This page gives you the technical details of how we took photos of a hunting cheetah trying to bring down a young Topi. We used Canon professional cameras with professional lenses to get these shots. If you are contemplating a trip anywhere in the world where you want to get high quality photos its nice to get access to this type of equipment. Most people cannot rationalize spending $4500 for a camera and $5000 for a lens, so try to make friends with someone that is willing to share with you. Now all you have to worry about is lugging all this stuff around.
We have a page that gives you more information on our cameras and lenses.

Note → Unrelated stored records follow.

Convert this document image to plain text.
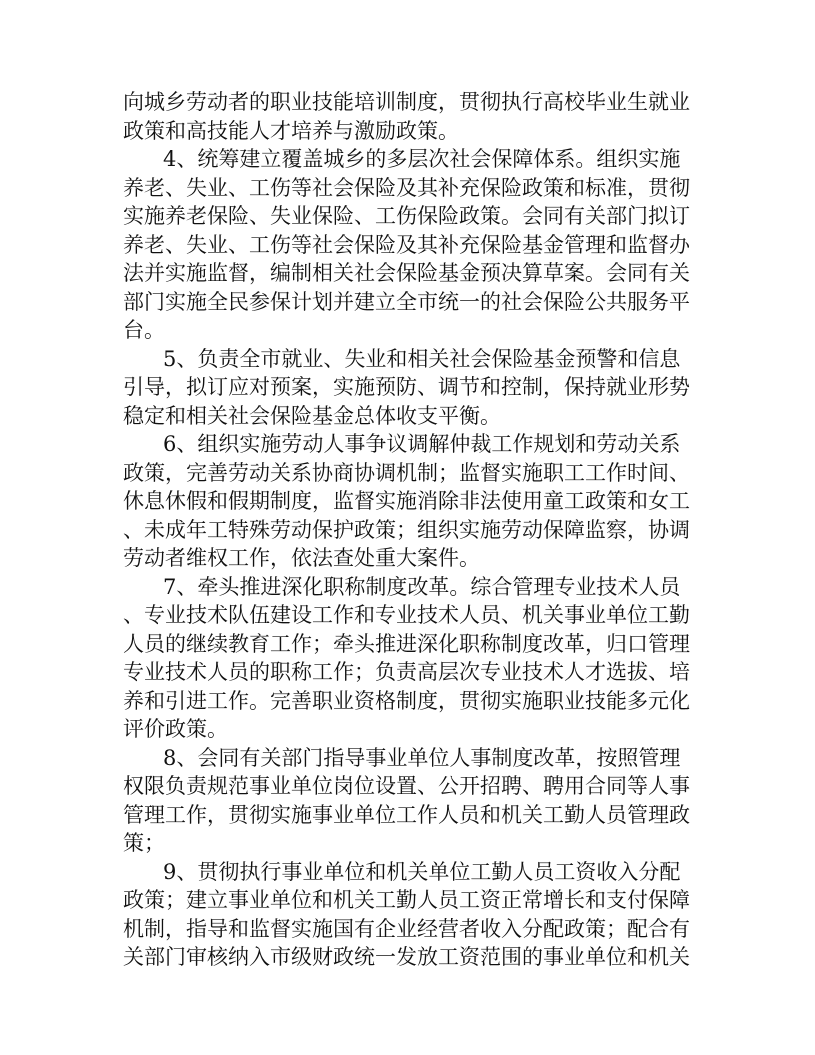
向城乡劳动者的职业技能培训制度，贯彻执行高校毕业生就业
政策和高技能人才培养与激励政策。
4、统筹建立覆盖城乡的多层次社会保障体系。组织实施
养老、失业、工伤等社会保险及其补充保险政策和标准，贯彻
实施养老保险、失业保险、工伤保险政策。会同有关部门拟订
养老、失业、工伤等社会保险及其补充保险基金管理和监督办
法并实施监督，编制相关社会保险基金预决算草案。会同有关
部门实施全民参保计划并建立全市统一的社会保险公共服务平
台。
5、负责全市就业、失业和相关社会保险基金预警和信息
引导，拟订应对预案，实施预防、调节和控制，保持就业形势
稳定和相关社会保险基金总体收支平衡。
6、组织实施劳动人事争议调解仲裁工作规划和劳动关系
政策，完善劳动关系协商协调机制；监督实施职工工作时间、
休息休假和假期制度，监督实施消除非法使用童工政策和女工
、未成年工特殊劳动保护政策；组织实施劳动保障监察，协调
劳动者维权工作，依法查处重大案件。
7、牵头推进深化职称制度改革。综合管理专业技术人员
、专业技术队伍建设工作和专业技术人员、机关事业单位工勤
人员的继续教育工作；牵头推进深化职称制度改革，归口管理
专业技术人员的职称工作；负责高层次专业技术人才选拔、培
养和引进工作。完善职业资格制度，贯彻实施职业技能多元化
评价政策。
8、会同有关部门指导事业单位人事制度改革，按照管理
权限负责规范事业单位岗位设置、公开招聘、聘用合同等人事
管理工作，贯彻实施事业单位工作人员和机关工勤人员管理政
策；
9、贯彻执行事业单位和机关单位工勤人员工资收入分配
政策；建立事业单位和机关工勤人员工资正常增长和支付保障
机制，指导和监督实施国有企业经营者收入分配政策；配合有
关部门审核纳入市级财政统一发放工资范围的事业单位和机关
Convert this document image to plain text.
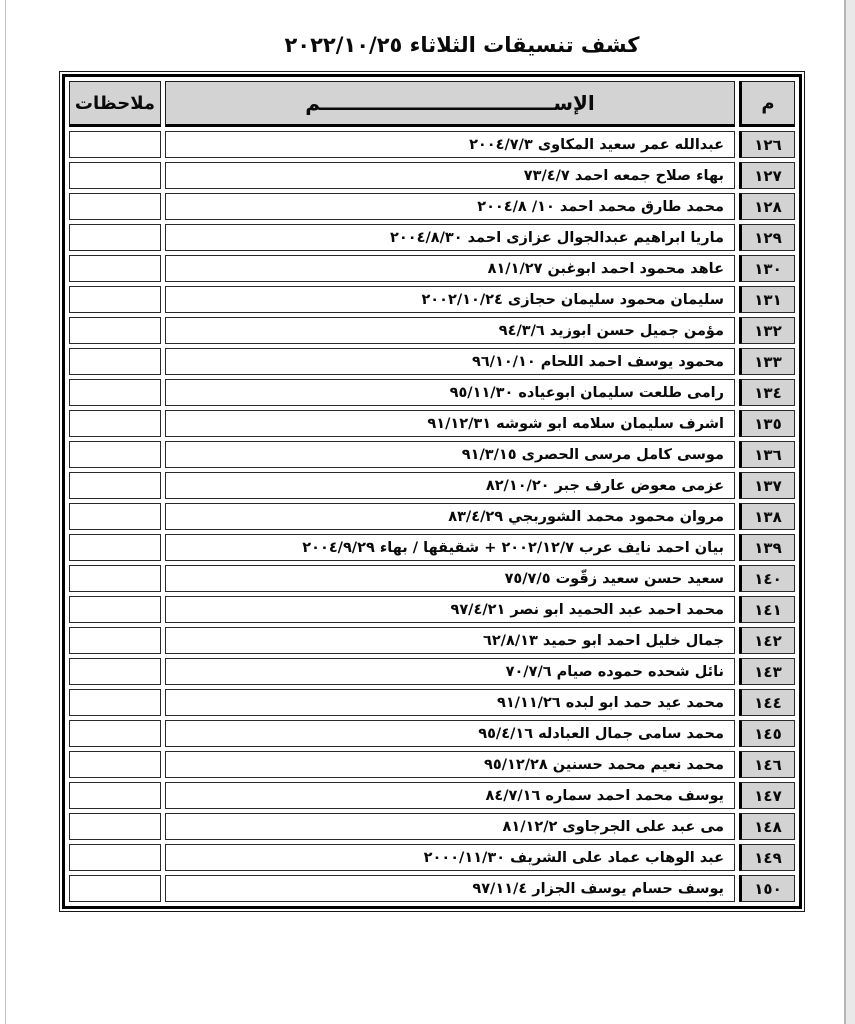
كشف تنسيقات الثلاثاء ٢٠٢٢/١٠/٢٥
م	الإســــــــــــــــــــــــــــــــــم	ملاحظات
١٢٦	عبدالله عمر سعيد المكاوى ٢٠٠٤/٧/٣	
١٢٧	بهاء صلاح جمعه احمد ٧٣/٤/٧	
١٢٨	محمد طارق محمد احمد ١٠/ ٢٠٠٤/٨	
١٢٩	ماريا ابراهيم عبدالجوال عزازى احمد ٢٠٠٤/٨/٣٠	
١٣٠	عاهد محمود احمد ابوغبن ٨١/١/٢٧	
١٣١	سليمان محمود سليمان حجازى ٢٠٠٢/١٠/٢٤	
١٣٢	مؤمن جميل حسن ابوزيد ٩٤/٣/٦	
١٣٣	محمود يوسف احمد اللحام ٩٦/١٠/١٠	
١٣٤	رامى طلعت سليمان ابوعياده ٩٥/١١/٣٠	
١٣٥	اشرف سليمان سلامه ابو شوشه ٩١/١٢/٣١	
١٣٦	موسى كامل مرسى الحصرى ٩١/٣/١٥	
١٣٧	عزمى معوض عارف جبر ٨٢/١٠/٢٠	
١٣٨	مروان محمود محمد الشوربجي ٨٣/٤/٢٩	
١٣٩	بيان احمد نايف عرب ٢٠٠٢/١٢/٧ + شقيقها / بهاء ٢٠٠٤/٩/٢٩	
١٤٠	سعيد حسن سعيد زقّوت ٧٥/٧/٥	
١٤١	محمد احمد عبد الحميد ابو نصر ٩٧/٤/٢١	
١٤٢	جمال خليل احمد ابو حميد ٦٢/٨/١٣	
١٤٣	نائل شحده حموده صيام ٧٠/٧/٦	
١٤٤	محمد عيد حمد ابو لبده ٩١/١١/٢٦	
١٤٥	محمد سامى جمال العبادله ٩٥/٤/١٦	
١٤٦	محمد نعيم محمد حسنين ٩٥/١٢/٢٨	
١٤٧	يوسف محمد احمد سماره ٨٤/٧/١٦	
١٤٨	مى عبد على الجرجاوى ٨١/١٢/٢	
١٤٩	عبد الوهاب عماد على الشريف ٢٠٠٠/١١/٣٠	
١٥٠	يوسف حسام يوسف الجزار ٩٧/١١/٤	
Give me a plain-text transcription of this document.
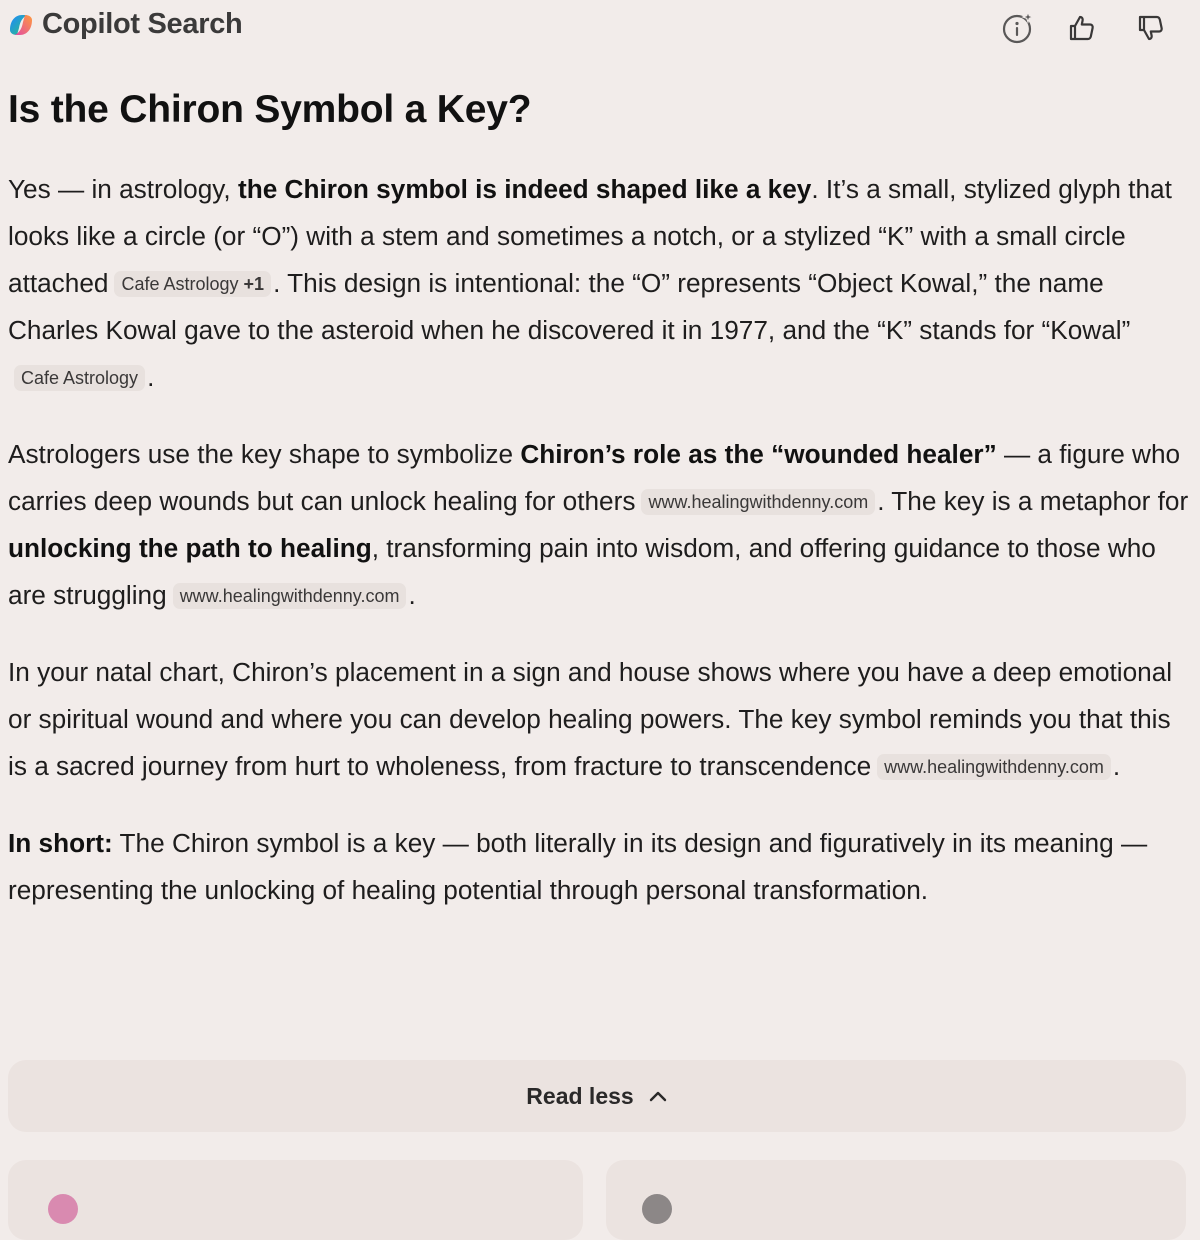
Copilot Search
Is the Chiron Symbol a Key?

Yes — in astrology, the Chiron symbol is indeed shaped like a key. It’s a small, stylized glyph that looks like a circle (or “O”) with a stem and sometimes a notch, or a stylized “K” with a small circle attached Cafe Astrology +1 . This design is intentional: the “O” represents “Object Kowal,” the name Charles Kowal gave to the asteroid when he discovered it in 1977, and the “K” stands for “Kowal”Cafe Astrology .

Astrologers use the key shape to symbolize Chiron’s role as the “wounded healer” — a figure who carries deep wounds but can unlock healing for others www.healingwithdenny.com . The key is a metaphor for unlocking the path to healing, transforming pain into wisdom, and offering guidance to those who are struggling www.healingwithdenny.com .

In your natal chart, Chiron’s placement in a sign and house shows where you have a deep emotional or spiritual wound and where you can develop healing powers. The key symbol reminds you that this is a sacred journey from hurt to wholeness, from fracture to transcendence www.healingwithdenny.com .

In short: The Chiron symbol is a key — both literally in its design and figuratively in its meaning — representing the unlocking of healing potential through personal transformation.

Read less
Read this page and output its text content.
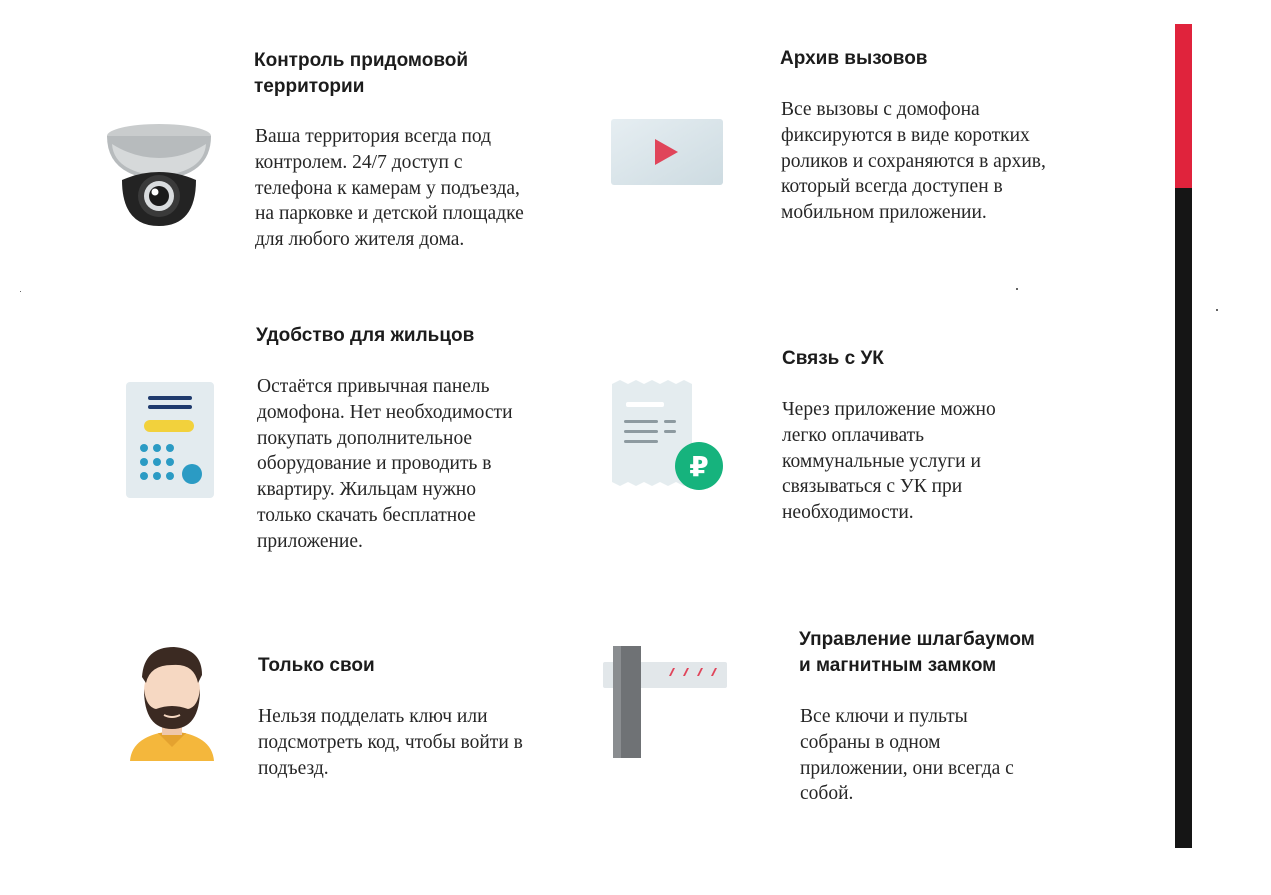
Контроль придомовой
территории

Ваша территория всегда под
контролем. 24/7 доступ с
телефона к камерам у подъезда,
на парковке и детской площадке
для любого жителя дома.

Архив вызовов

Все вызовы с домофона
фиксируются в виде коротких
роликов и сохраняются в архив,
который всегда доступен в
мобильном приложении.

Удобство для жильцов

Остаётся привычная панель
домофона. Нет необходимости
покупать дополнительное
оборудование и проводить в
квартиру. Жильцам нужно
только скачать бесплатное
приложение.

₽
Связь с УК

Через приложение можно
легко оплачивать
коммунальные услуги и
связываться с УК при
необходимости.

Только свои

Нельзя подделать ключ или
подсмотреть код, чтобы войти в
подъезд.

Управление шлагбаумом
и магнитным замком

Все ключи и пульты
собраны в одном
приложении, они всегда с
собой.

Our day started uneventfully. We came across this cheetah in the early morning and just watched her for a while (our guide said it was a female because it was solitary).
In a short time she went on the alert
And started stalking something
Our guide noticed a Topi mother and calf in the distance, and positioned us in what he thought would be optimum for photography. Now all we had to do was wait with crossed fingers as the Topi neared. Unfortunately, through no fault of the guide, our position was not optimum, and it did affect our outcome.
In this photo Carly has the Canon Mark II N and Sean has the Canon 5D. Carly was assigned to stay with the cheetah, Sean with the Topi. Both of these animals are off the screen on the far right. It was as close as we could get without interfering with the cheetah.
I set each camera as follows:Carly was using the Mark II N that shoots up to 8.5 pictures per second. She also had the Canon 70-200 mm f/2.8 IS lens. I set the camera for spot metering, and set the ISO at 400 to give a fast shutter speed on this sunny day. The camera was set on aperture priority with an f-stop of f/4, which gave us a shutter speed of 1/2000th of a second. I decided this was fast enough to get good photos of the cheetah when she sprinted. I set the aperture at f/4 because in prior work with this lens it gave me the best photos at this aperture. Also, for both cameras, an ISO of 400 gives us a relatively noise free photo in case we want to print it out in large size.
I set the lens at its maximum focal length of 200 mm. Even though that is equivalent to 4X it was really not enough to get a real closeup as the cheetah sprinted. We had no other choice because we could not get any closer according to our guide and we needed the bigger lens to shoot the Topi since it was further away.
Sean had the 5D, which only shoots 3 pictures per second, although each picture is 12 megapixel in size. Since the Topi was further from us than the cheetah, the frame rate might not be so critical. I set his ISO at 400 also, with an f-stop of f/5.6. He was also spot metering in aperture priority. These settings gave us a shutter speed of 1/1600th of a second. I used this aperture because this lens seemed to shoot best at this aperture, and in doing so I got a fast enough shutter speed to keep up with a running Topi. The lens was the Canon 500 mm f/4 IS, which gives us the equivalent of 10X. Since the the Topi was furthest away from us I thought it appropriate that Sean had the more powerful lens and the camera that was slower. Sean used the beanbag for additional stability, a crucial aspect of photography when using a lens of this power
Next I told them not to move, breathe, or even think about going to the bathroom, keep focused continually on their subject, and shoot only when I said to. The chances of seeing somethng like this again are slim, so we do not want to pass up this potential opportunity. Hopefully the cheetah will go on the offensive. Lets see how they did….
Her lens just did not have the power to keep up with the cheetah as she accelerated, so the cheetah rapidly move too far away for any details. This is not surprising when you consider how fast she can accelerate.
Sean did great, kept his focus locked on the Topi, and pulled the trigger when I told him. I am glad he had the more powerful lens.
So, did she get it or not?
This is the cheetah moments later. She did not get the Topi calf. Our guide said it was because she was not that hungry and did not sprint at full speed. It was also because the Topi mother stayed between her calf and the cheetah. In essence, the cheetah was testing them to see if it could make an easy kill.